The movie was supposed to be about Project Apollo, possibly even Apollo 11, but it wasn’t. It wasn’t about anything. It was the cinematic equivalent of three children on each other’s shoulders, wearing a trench coat pretending to be an adult.
And this scraping a movie together from odd pits and pieces was absolutely unnecessary. The movie Apollo 11 proved that. They had the problem of too much material available. Editing it down was the hard part.
So in short, watch Apollo 11, it’s much better.
Just because it is not the movie you wanted does not mean it is a worthless movie.

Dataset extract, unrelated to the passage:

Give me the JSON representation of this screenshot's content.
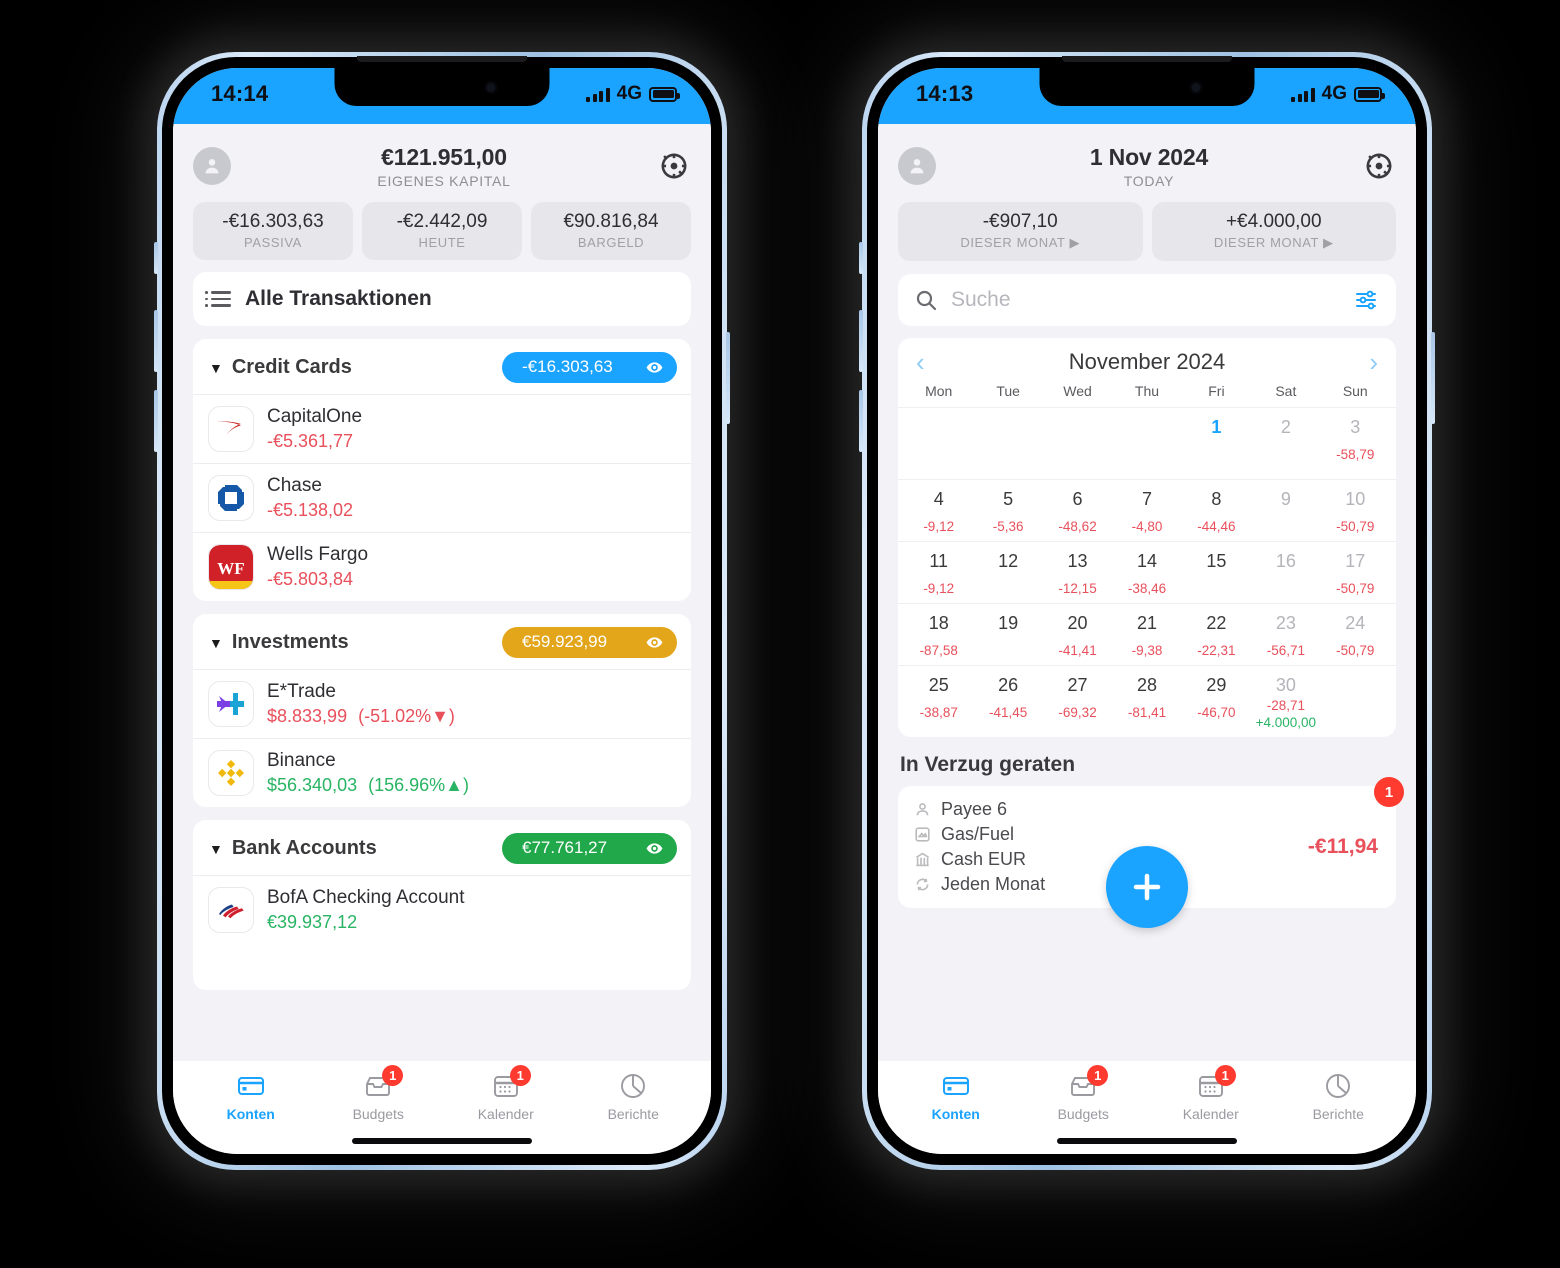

The film is a somewhat impressionistic approach to the subject, designed to give an overall feel rather than specific details about specific missions. I don’t see why this can’t be a worthy take on the subject. If one accepts this approach as valid, I feel that collaging various missions is also perfectly valid. As is over-dubbing related audio rather than presenting it in situ. The “rambling on about nothing of any importance” is the essence of everyday life for the astronauts, again a suitable subject for documentary.
The movie wasn’t scraped together, if that means something done haphazardlessly or with minimal materials. It was compiled over many years from a great deal of footage.
I missed it at the first run but I saw it yesterday. I kinda wish I had gone to see it on an IMAX screen. It was well done and I liked how they let the actual film and recordings of the time tell the story.
And before that I saw Gog… which was fun for a robots/computers gone mad story with a bit of cold war paranoia/propaganda thrown in.
Was it in 3-D?
It didn’t work for me.
I seem to remember when the film-makers got to the initial staging, they showed footage of the CSM separating from the third stage. I can’t think of any reason why they would do that unless they didn’t know what they were looking at, or assumed the audience wouldn’t.
It seems to me there is enough confusion in the world without adding more.
Alas it was not a 3-D print. Not sure how much it would have improved the movie though.
Very spiffy, late film-noir, with Vince Edwards as an, on the surface, cool, detached hit man, performing hits to slowly, but not as slowly as his day job, put aside enough money to buy his dream home. The two blacklisted leftists in the film credits might explain the film’s digs at capitalism, a la Monsieur Verdoux. But what can explain the second half, where the protagonist flies to L.A. for a job and the film threatens to turn into a Jarmusch film?
Recommended.
Finally watched The Inglorious Bastards. Not the Quentin Tarantino movie.
Our ‘heroes’ manage to get out of going to the stockade during a German air attack and start making their way to Switzerland when they take out an American commando group in German uniforms… oops. They are then met by resistance fighters and eventually the Colonel heading up the mission and they volunteer to take over. Much gunfire and explosions follow.
Actually pretty good for an Italian rip off of The Dirty Dozen with good production/locations/sets for an exploitation film.
The black guy actually lives or at least is shot in the shoulder and alive when we last see him.